Researchers have made significant progress in vision-language models (VLM) that can match natural language queries to objects in visual scenes. However, applying these models to robotics systems poses challenges in generalizing their abilities. In a new paper by Meta AI and New York University, a novel framework called OK-Robot is introduced. It integrates pre-trained machine learning models, combining VLMs with movement-planning and object-manipulation models. This framework enables a robotics system to perform tasks in previously unseen environments without the need for additional training.

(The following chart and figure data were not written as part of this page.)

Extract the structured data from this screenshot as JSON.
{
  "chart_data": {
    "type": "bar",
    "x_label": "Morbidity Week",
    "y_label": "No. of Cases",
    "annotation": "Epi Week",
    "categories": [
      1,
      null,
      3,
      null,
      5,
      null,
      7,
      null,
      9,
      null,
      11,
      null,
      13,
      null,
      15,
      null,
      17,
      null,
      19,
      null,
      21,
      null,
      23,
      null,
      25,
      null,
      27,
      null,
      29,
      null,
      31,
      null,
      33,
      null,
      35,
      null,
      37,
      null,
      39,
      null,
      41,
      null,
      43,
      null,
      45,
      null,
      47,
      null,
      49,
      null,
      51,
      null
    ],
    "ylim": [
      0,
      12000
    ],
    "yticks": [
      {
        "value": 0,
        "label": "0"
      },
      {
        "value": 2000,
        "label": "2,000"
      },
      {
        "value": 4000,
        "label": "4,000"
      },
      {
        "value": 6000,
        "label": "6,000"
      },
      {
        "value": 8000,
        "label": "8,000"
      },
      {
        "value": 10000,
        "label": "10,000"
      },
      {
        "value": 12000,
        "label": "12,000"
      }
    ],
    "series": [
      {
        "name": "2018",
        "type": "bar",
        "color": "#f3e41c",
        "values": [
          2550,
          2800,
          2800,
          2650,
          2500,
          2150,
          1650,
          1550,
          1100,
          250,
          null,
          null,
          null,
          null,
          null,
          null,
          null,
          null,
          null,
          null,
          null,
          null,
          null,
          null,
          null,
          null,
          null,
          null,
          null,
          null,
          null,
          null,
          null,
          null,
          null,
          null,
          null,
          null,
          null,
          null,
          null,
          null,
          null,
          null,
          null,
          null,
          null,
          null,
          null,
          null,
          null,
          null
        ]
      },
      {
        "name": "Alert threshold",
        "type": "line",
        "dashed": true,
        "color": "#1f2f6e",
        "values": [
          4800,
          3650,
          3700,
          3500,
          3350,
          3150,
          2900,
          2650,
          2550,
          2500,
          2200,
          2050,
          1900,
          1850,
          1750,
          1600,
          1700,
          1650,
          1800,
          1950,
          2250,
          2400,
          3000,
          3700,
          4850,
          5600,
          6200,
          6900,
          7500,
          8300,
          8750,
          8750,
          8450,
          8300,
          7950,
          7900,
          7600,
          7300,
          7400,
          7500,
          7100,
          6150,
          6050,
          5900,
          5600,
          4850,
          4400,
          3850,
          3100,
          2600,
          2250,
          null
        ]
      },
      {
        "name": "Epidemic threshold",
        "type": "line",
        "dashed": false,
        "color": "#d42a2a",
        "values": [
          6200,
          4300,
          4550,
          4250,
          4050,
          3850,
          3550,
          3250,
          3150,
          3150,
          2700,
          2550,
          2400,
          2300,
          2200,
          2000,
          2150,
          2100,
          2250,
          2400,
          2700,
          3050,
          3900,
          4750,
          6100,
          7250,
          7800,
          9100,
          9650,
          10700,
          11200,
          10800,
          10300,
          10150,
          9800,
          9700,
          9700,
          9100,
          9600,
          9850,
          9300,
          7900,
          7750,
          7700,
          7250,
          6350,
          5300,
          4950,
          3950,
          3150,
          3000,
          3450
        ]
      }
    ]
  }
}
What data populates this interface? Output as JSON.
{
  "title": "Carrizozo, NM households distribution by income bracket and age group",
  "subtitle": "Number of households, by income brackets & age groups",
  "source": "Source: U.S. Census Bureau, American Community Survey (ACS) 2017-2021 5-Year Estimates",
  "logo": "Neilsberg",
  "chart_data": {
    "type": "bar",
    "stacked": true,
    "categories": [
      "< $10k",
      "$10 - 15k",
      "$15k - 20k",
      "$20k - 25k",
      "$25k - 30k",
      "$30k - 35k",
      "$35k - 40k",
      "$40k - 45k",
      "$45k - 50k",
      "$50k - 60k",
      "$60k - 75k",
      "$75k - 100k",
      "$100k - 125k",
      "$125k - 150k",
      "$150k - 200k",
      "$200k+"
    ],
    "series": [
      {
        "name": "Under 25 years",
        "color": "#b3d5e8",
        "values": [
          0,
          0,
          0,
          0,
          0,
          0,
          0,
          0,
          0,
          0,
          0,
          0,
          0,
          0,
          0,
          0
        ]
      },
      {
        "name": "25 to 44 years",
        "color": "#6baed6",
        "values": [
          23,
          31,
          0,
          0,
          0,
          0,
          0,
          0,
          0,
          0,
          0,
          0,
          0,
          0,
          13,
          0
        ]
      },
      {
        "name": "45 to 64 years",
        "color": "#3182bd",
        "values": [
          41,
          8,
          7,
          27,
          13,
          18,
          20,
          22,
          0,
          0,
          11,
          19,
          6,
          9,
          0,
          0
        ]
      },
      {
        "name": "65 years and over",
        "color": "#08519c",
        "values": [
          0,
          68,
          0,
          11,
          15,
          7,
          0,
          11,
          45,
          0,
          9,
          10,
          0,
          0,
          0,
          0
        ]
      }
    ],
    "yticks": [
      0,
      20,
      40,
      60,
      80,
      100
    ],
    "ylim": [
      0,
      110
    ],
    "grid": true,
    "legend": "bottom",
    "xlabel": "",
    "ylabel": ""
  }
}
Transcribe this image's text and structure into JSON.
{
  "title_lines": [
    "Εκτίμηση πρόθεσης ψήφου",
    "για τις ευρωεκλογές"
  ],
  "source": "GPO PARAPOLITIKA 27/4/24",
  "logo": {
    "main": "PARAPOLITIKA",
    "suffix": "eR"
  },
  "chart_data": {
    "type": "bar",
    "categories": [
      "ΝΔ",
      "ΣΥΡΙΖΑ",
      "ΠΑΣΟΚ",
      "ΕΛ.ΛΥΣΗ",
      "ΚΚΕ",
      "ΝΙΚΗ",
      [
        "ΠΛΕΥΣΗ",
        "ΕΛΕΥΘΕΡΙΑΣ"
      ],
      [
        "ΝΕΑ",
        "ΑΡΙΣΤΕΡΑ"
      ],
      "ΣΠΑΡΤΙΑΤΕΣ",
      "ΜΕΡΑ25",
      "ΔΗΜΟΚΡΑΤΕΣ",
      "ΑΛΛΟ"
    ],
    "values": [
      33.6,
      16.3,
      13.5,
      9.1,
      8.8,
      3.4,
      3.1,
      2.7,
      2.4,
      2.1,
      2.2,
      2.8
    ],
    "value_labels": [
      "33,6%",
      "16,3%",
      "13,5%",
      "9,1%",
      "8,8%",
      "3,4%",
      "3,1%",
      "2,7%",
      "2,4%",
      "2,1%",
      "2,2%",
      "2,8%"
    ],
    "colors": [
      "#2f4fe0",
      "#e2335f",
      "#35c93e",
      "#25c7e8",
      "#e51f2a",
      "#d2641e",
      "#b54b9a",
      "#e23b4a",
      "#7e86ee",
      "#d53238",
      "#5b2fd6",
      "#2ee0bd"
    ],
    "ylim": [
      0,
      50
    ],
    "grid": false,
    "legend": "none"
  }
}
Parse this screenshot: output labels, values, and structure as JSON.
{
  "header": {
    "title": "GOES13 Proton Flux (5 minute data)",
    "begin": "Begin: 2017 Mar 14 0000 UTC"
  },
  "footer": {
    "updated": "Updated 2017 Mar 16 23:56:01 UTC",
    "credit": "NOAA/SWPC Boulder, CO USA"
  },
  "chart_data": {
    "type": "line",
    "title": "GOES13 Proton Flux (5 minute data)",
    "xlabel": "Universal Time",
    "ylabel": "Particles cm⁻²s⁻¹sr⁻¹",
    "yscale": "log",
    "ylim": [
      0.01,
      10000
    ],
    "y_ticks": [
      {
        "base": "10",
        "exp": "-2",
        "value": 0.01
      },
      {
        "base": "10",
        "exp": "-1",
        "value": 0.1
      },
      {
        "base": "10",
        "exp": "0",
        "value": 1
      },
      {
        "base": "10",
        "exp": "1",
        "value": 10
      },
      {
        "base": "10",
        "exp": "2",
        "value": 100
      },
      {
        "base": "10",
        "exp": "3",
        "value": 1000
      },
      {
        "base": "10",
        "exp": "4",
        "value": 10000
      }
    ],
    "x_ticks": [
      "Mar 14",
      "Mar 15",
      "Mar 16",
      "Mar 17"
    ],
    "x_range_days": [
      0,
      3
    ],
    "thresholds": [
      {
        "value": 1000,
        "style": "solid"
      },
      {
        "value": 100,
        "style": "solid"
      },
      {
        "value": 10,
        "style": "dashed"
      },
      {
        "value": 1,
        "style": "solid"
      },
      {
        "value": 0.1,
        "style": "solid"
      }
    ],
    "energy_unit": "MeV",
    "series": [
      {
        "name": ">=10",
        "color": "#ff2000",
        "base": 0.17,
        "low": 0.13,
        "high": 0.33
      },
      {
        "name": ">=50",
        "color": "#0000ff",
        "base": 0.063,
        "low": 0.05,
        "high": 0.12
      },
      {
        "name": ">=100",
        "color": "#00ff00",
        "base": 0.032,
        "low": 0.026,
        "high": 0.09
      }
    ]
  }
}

Challenge of Generalization in Robotics
Traditionally, robotic systems are designed for deployment in familiar environments. They struggle to adapt beyond locations where they have been trained, which becomes problematic in settings with limited data, such as unstructured homes. While individual components like VLMs and robotic skills for navigation and grasping have advanced, combining these models with robot-specific primitives still results in poor performance.
“Making progress on this problem requires a careful and nuanced framework that both integrates VLMs and robotics primitives, while being flexible enough to incorporate newer models as they are developed by the VLM and robotics community,”
– Researchers at Meta AI and New York University
The OK-Robot Framework
OK-Robot combines state-of-the-art VLMs with powerful robotics primitives to perform pick-and-drop tasks in previously unseen environments. The models used in this framework are trained on large, publicly available datasets. The framework consists of three primary subsystems:
- Open-vocabulary object navigation module
- RGB-D grasping module
- Dropping heuristic system
When deployed in a new home, OK-Robot requires a manual scan of the interior. An iPhone app captures a sequence of RGB-D images as the user moves around the building. These images, along with camera pose and positions, are used to create a 3D environment map. The framework employs a vision transformer (ViT) model to process each image and extract object information, which is then combined with environment data to create a semantic object memory module.
Given a natural language query for picking an object, the memory module computes the embedding of the prompt and matches it with the object that has the closest semantic representation. OK-Robot utilizes navigation algorithms to find the optimal path to the object’s location, considering the robot’s maneuverability in the environment. To pick the object, the robot employs an RGB-D camera, an object segmentation model, and a pre-trained grasp model. A similar process is followed for reaching the destination and dropping the object.
“From arriving into a completely novel environment to start operating autonomously in it, our system takes under 10 minutes on average to complete the first pick-and-drop task,”
– Researchers at Meta AI and New York University
Performance and Improvements
Researchers conducted experiments in 10 homes, running 171 pick-and-drop tasks to evaluate OK-Robot’s performance in novel environments. The framework achieved a success rate of 58% for full pick-and-drops, even though the models were not specifically trained for such environments. By refining the queries, decluttering the space, and excluding adversarial objects, the success rate increased to above 82%.
OK-Robot, however, has some limitations. It occasionally fails to match the natural language prompt with the correct object. The grasping model may also fail on certain objects, and the robot hardware has its own limitations. Additionally, the object memory module remains frozen after the initial environment scan, preventing dynamic adaptation to changes in objects and arrangements.
Nevertheless, the OK-Robot project provides valuable insights. It demonstrates the effectiveness of current open-vocabulary vision-language models in identifying objects in the real world and navigating towards them in a zero-shot manner. The findings also highlight the applicability of pre-trained, specialized robot models in open-vocabulary grasping tasks in unseen environments. Furthermore, the successful combination of pre-trained models showcases the potential for zero-shot task performance without additional training.
The OK-Robot framework marks the beginning of a research field with plenty of opportunities for improvement and exploration.